Ain't—is not (used by non-Southerners, but especially common in Southern speech)

Airish—cold

Bayou—marshy outlet of a lake or river; slow-moving body of water

Biggety—vain and overbearing

Bitty bit—a very small amount 

Bossman, Bosslady—head person, or person in charge

Broomsage—dry straw, wrapped and fastened together with rope to use for a house broom

Buggy—shopping cart

Buzzard, Ol' Buzzard—elderly male, usually single, who is regarded as less than desirable

Cajun—person of French Canadian descent who is native to Louisiana, the dialect of Cajun speech

Cantankerous—quarrelsome, difficult to deal with

Carry—give somebody a ride in a motor vehicle

Carry on—behave in a foolish or silly manner

Catty-cornered or Cattywampus—Cater-cornered or diagonal

Clear out—far out (They live clear out on the edge of town.)

Clodhopper—field hand or heavy work shoes

Chunk—throw, toss 

Coke—any soft drink

Coon—Raccoon

Cooter or Coot—Turtle, especially larger edible species

Cracker—Term loosely applied to native Georgians and Floridians, below White Folk, but above Trailer Trash in social status.  

Croaker sack—burlap sack, a gunny sack

Cuss—curse, also an annoying or stubborn person or animal

Cuss out—chastise with swear words

Cut —To turn on, off, up or down (Cut the light on, I can’t see anything.)

Cut the fool—joke around

Dang—Euphemism for "damn"

Directly—in a little while, soon

Dixie—Southern States of the U.S.A.

Dixiecrat—Southern Democrat known for his or her conservative views

Done—used to emphasize the occurrence of something in the past (Yes, siree, they done got married last week.)

Do-hickey—substitute name, like the terms what-cha-ma-call-it or thing-a-ma-jig

Druthers—Preferences, I’d rather (If I had my choice, If I had my druthers)

Et—Ate

Fair to middling—average, usually a response to "How are you?"

Falling out—disagreement

Fair piece—sizeable, considerable, or long distance

Feisty—touchy and quarrelsome or frisky and full of nervous energy

Figure—suppose, consider, or plan on something (I figured it would rain today.)

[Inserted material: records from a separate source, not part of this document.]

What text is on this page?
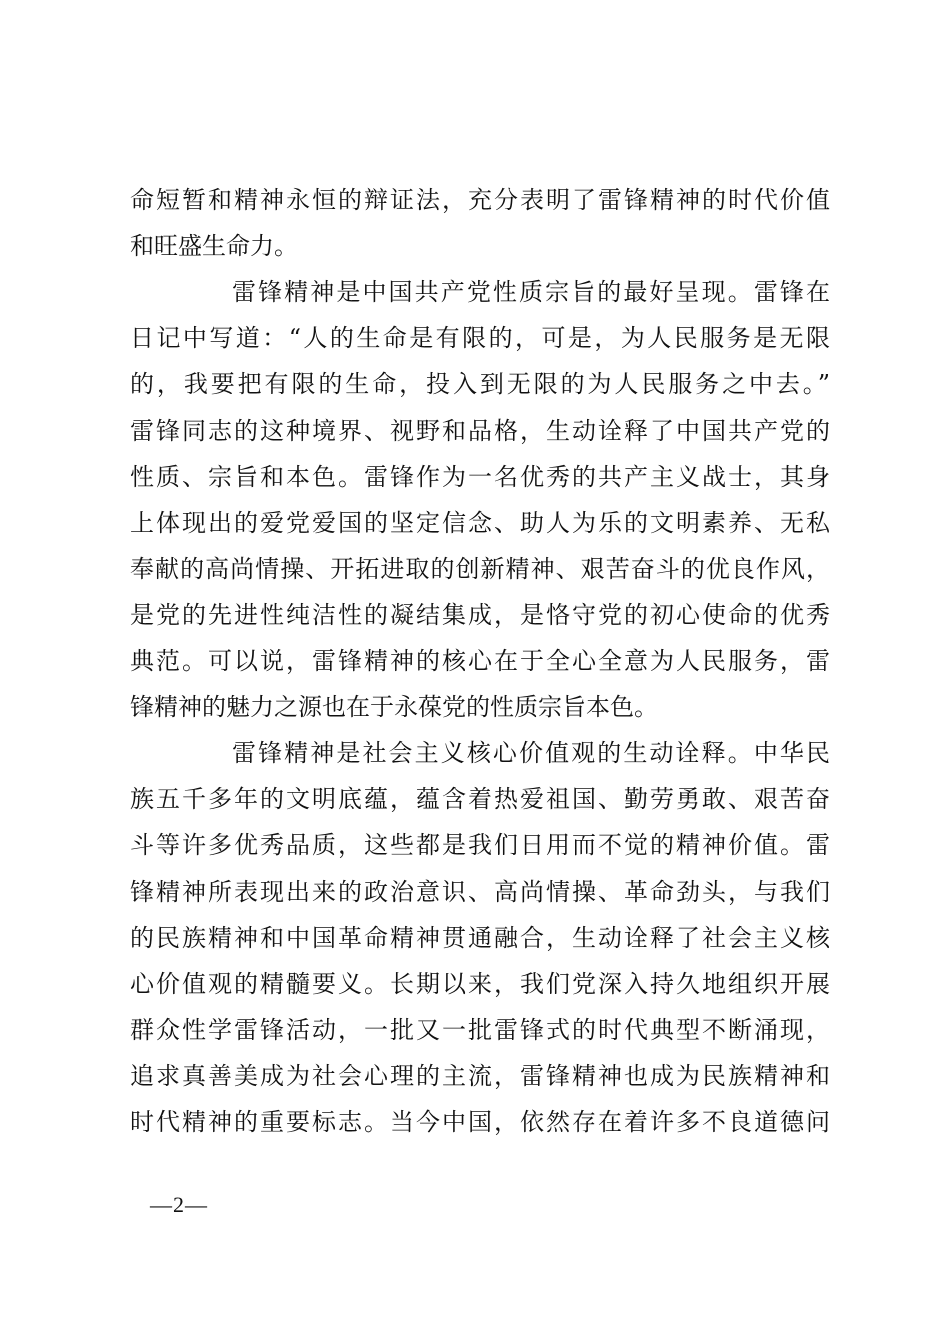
命短暂和精神永恒的辩证法，充分表明了雷锋精神的时代价值
和旺盛生命力。
雷锋精神是中国共产党性质宗旨的最好呈现。雷锋在
日记中写道：“人的生命是有限的，可是，为人民服务是无限
的，我要把有限的生命，投入到无限的为人民服务之中去。”
雷锋同志的这种境界、视野和品格，生动诠释了中国共产党的
性质、宗旨和本色。雷锋作为一名优秀的共产主义战士，其身
上体现出的爱党爱国的坚定信念、助人为乐的文明素养、无私
奉献的高尚情操、开拓进取的创新精神、艰苦奋斗的优良作风，
是党的先进性纯洁性的凝结集成，是恪守党的初心使命的优秀
典范。可以说，雷锋精神的核心在于全心全意为人民服务，雷
锋精神的魅力之源也在于永葆党的性质宗旨本色。
雷锋精神是社会主义核心价值观的生动诠释。中华民
族五千多年的文明底蕴，蕴含着热爱祖国、勤劳勇敢、艰苦奋
斗等许多优秀品质，这些都是我们日用而不觉的精神价值。雷
锋精神所表现出来的政治意识、高尚情操、革命劲头，与我们
的民族精神和中国革命精神贯通融合，生动诠释了社会主义核
心价值观的精髓要义。长期以来，我们党深入持久地组织开展
群众性学雷锋活动，一批又一批雷锋式的时代典型不断涌现，
追求真善美成为社会心理的主流，雷锋精神也成为民族精神和
时代精神的重要标志。当今中国，依然存在着许多不良道德问
—2—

Fixing to—about to, or thinking about starting

Fixings—Trimmings, accessories; normally, though not necessarily referring to meals

Frog Gig—pole with a hook on the end used to spear and retrieve frogs

Gator—alligator

Goober—peanut, also a stupid person, a dolt

Goober pea—roasted peanuts

Grab aholt—grab hold of something

G'wine—going or going to

Hankering—Yen, craving

Heap—A quantity of something, especially a large quantity

Hear tell—have heard it told

Hey—hello

Hidey—hello

Hither, thither and yon—here, there and everywhere

Honey—affectionate term (used by non-Southerners, but especially common in Southern speech)

Hush Puppy—Distinctive Southern deep fried bread food

Howdy—Hello, How do you do?

I do believe—emphatic expression of one's belief

I'mon—I'm going to, as in "I'mon go home now."

If’n—if

Is all—that's all, often used at the end of a sentence to minimize, excuse, or downplay what was done (I only wanted a kiss, is all.)

Kin to—Related to

Laid up—ill, hurt, unable to work

Less’n—unless (submitted by Mike Meyers, KY)

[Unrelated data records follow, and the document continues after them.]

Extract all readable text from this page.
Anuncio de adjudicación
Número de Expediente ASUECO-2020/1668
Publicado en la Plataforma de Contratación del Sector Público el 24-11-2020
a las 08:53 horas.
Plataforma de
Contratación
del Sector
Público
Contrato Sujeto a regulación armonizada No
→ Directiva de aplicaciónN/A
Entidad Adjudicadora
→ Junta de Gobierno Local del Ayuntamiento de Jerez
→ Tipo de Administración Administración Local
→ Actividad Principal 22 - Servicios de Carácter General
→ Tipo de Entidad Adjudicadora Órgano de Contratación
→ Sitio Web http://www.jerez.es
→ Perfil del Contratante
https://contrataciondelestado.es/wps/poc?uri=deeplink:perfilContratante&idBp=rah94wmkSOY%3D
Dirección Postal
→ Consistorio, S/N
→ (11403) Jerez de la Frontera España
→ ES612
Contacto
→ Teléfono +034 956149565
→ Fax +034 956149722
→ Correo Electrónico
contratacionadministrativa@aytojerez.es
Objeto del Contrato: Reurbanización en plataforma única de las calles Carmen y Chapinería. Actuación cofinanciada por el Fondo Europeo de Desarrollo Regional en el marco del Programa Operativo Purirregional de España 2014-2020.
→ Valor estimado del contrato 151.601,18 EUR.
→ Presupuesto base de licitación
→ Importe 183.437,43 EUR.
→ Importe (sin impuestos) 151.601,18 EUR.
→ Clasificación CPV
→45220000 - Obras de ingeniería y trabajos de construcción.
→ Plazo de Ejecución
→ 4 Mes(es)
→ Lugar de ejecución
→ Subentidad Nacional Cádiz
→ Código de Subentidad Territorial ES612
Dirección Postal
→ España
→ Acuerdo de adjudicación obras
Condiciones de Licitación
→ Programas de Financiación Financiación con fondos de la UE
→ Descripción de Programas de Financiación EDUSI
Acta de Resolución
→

Loaded for bear—highly prepared

Ma'am—madam, female equivalent of sir

Mess—large quantity, particularly of food (He et a whole mess of corn)

Middling—between good and bad

Mighty—very

Miss—title for an unmarried woman

Miz—Mrs., title for a married woman and used before a married woman's last name

Moon Pie—Distinctive Southern sweet snack food

Mosey—walk in a casual, leisurely or sauntering manner

Much obliged—thank you, hope to return the favor

Near bout—almost 

Nekkid—naked

No count—of no account, shoddy, worthless

Okra—distinctive Southern vegetable, usually fried

Old Man River—Mississippi River

Ornery, Ornry—cantankerous, cranky, irritable, mean, stubborn

Out of kilter—out of alignment, misadjusted

Particular—careful, selective, choosy, picky

Picture Showmovies

Piddle—waste time, do nothing

Piddlin—Small or inferior

Piddlin Around---messing around with no real purpose (He was piddlin around the garage or workshop before dinner)  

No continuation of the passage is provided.